At present – and here I let you in on a secret many are too afraid to talk about openly – at present there is a pitched battle going on in many seminaries, and the battle lines break down pretty much along the line of generations. Many of the old guard – incredibly – still tout the truisms of the post Vatican II heyday of “liberation” and what is euphemistically called “openness.” The younger men just roll their eyes, plead for the return to Tradition (and some sanity), academic seriousness, and spiritual rigor, and emphasize that if they want to go bowling, they’ll drive over to the bowling alley.
In other words, the main cause of this horrific nonsense that’s been going on is a rejection of Catholic truth and life. The Catholic faith did not produce these scandals; rather, it was the embrace of the sexual revolution that was occurring at the time of the Council, with its dubious call for “an openness to the world,” when the Church, at that time, should have been all the more on guard against the infection of worldly stupidity. In those years, the Catholic Faith was rejected in the seminaries, and so they became incubators of dissent and perversion.

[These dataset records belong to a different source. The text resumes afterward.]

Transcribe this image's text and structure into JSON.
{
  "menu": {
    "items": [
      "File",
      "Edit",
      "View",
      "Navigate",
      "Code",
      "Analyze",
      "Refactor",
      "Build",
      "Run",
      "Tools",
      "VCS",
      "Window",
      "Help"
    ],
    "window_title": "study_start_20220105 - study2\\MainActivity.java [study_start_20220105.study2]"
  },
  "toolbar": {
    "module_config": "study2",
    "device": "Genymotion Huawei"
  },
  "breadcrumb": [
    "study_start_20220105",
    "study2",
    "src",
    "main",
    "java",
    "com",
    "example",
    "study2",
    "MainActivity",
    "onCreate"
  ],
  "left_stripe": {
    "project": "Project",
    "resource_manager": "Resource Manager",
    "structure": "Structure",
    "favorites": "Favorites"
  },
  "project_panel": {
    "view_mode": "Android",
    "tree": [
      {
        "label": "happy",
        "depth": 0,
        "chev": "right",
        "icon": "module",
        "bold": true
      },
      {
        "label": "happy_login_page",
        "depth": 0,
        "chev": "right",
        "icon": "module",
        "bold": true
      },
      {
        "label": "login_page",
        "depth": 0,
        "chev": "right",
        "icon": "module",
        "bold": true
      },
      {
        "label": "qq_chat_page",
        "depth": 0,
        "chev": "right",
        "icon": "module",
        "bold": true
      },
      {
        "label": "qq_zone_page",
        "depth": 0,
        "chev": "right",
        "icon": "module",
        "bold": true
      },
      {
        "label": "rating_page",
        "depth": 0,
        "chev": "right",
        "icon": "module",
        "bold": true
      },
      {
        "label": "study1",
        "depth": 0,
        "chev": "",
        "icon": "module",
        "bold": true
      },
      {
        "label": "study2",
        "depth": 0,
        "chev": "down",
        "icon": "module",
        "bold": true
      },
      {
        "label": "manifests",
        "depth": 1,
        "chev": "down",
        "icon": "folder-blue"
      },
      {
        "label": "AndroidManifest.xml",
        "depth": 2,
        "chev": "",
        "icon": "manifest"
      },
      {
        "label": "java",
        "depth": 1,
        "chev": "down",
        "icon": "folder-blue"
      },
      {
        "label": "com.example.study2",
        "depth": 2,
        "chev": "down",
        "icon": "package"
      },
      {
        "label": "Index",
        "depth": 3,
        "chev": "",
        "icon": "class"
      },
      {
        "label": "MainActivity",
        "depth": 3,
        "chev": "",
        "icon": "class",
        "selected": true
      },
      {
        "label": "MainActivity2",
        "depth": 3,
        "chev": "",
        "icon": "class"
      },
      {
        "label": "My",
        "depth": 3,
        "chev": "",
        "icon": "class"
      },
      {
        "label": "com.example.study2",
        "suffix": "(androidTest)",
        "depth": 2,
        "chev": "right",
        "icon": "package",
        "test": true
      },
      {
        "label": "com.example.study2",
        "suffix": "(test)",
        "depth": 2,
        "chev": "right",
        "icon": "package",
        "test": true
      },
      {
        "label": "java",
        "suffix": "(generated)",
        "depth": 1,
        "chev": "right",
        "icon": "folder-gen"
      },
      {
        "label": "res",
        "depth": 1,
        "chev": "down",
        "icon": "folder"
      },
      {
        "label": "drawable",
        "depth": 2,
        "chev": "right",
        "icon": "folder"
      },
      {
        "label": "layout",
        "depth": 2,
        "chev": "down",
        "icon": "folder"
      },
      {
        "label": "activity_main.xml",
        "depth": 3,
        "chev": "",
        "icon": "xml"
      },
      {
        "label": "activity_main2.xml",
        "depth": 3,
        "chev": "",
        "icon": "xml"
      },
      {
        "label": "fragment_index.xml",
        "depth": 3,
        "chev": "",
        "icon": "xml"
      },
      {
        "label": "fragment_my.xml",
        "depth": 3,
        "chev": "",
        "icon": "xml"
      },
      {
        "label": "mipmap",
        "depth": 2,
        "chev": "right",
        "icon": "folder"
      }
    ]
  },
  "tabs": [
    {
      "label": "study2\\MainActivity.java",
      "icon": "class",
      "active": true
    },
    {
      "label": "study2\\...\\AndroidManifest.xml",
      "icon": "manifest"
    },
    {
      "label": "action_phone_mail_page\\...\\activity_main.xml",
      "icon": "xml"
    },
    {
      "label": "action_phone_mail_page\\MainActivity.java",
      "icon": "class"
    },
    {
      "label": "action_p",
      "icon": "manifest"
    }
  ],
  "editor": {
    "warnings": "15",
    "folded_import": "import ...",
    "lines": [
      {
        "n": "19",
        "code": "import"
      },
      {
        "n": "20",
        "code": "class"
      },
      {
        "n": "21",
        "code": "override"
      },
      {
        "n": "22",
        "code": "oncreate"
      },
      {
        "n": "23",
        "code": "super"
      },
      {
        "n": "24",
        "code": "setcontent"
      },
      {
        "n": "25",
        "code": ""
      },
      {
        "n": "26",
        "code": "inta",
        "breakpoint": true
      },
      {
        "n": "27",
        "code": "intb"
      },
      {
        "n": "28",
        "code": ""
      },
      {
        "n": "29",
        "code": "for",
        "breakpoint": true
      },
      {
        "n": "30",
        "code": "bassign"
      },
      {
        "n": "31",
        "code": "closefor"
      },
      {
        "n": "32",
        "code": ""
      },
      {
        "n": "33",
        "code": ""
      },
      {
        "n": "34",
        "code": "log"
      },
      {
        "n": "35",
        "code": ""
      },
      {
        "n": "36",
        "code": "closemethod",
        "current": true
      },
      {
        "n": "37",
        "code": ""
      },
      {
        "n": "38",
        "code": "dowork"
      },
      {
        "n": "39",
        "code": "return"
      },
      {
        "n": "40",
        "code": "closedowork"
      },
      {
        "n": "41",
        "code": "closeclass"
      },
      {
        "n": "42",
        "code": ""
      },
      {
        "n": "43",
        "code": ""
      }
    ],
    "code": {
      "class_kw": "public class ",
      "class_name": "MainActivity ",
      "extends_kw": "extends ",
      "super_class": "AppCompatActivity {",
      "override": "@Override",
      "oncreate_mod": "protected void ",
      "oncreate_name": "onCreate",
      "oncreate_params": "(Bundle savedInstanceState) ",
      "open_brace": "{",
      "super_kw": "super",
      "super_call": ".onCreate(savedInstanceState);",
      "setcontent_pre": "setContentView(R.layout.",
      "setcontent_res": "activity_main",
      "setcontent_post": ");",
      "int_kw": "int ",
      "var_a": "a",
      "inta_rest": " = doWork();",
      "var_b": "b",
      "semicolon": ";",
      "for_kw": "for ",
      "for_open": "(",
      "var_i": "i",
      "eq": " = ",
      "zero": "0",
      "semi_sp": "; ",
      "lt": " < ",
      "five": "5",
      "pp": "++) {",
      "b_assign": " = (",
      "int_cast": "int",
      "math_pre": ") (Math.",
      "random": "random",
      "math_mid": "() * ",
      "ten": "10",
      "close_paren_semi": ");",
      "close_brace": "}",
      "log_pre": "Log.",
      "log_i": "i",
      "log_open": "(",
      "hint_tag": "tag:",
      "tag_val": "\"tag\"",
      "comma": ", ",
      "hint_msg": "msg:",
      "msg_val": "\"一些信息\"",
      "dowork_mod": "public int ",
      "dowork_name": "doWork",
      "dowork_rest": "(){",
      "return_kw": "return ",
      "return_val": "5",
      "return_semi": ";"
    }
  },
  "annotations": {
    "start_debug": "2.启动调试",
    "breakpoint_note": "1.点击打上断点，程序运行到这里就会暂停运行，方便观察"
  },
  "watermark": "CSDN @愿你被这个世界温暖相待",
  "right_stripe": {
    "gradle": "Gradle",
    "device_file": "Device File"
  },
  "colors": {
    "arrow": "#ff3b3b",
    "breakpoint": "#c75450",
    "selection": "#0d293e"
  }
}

Things fell to pieces in the 1960s and 70s. While the disorder spread, the Pope in Rome wrung his hands, and many bishops stood around grinning embarrassedly and talking about the great renewal that never happened, while regular Mass attendance by the laity dropped from 75% to less than 25%. We sowed to the wind, and now we are reaping the whirlwind.
But the worst is over… as far as the scandals go. The John Jay Study’s statistics bear this out. Still this is painful. But when you are hurting and when you are angry, try to put yourself in the shoes of one of the great majority of priests who have been true to their promises and whose horror at these crimes against the young is multiplied many times by our deep and personal familiarity with what the priesthood is really all about.
Let us remind ourselves that these scandals do not flow from Catholic faith and life, but from a rebellious rejection of it. It’s time to stop talking about how wonderful things have been since 1965, for they have not been wonderful. It is time, though, to delve back into the great and mighty Tradition of the Catholic Church, a tradition that did not begin with Vatican II but which was born out of Christ’s own life and teaching that He left His apostles, teaching handed down through the generations and reiterated at Vatican II. Our great need is to return to the perennial teaching of the Church and to the disciplines that would help set us free to really live out that teaching. Beginning in the priesthood, this true renewal must come; we must hope for it, long for it, pray for it; and meanwhile, work toward a restoration of things: a return to the Church’s ever glorious Tradition, so beautifully displayed through that statue of the Christ Child and our Lady.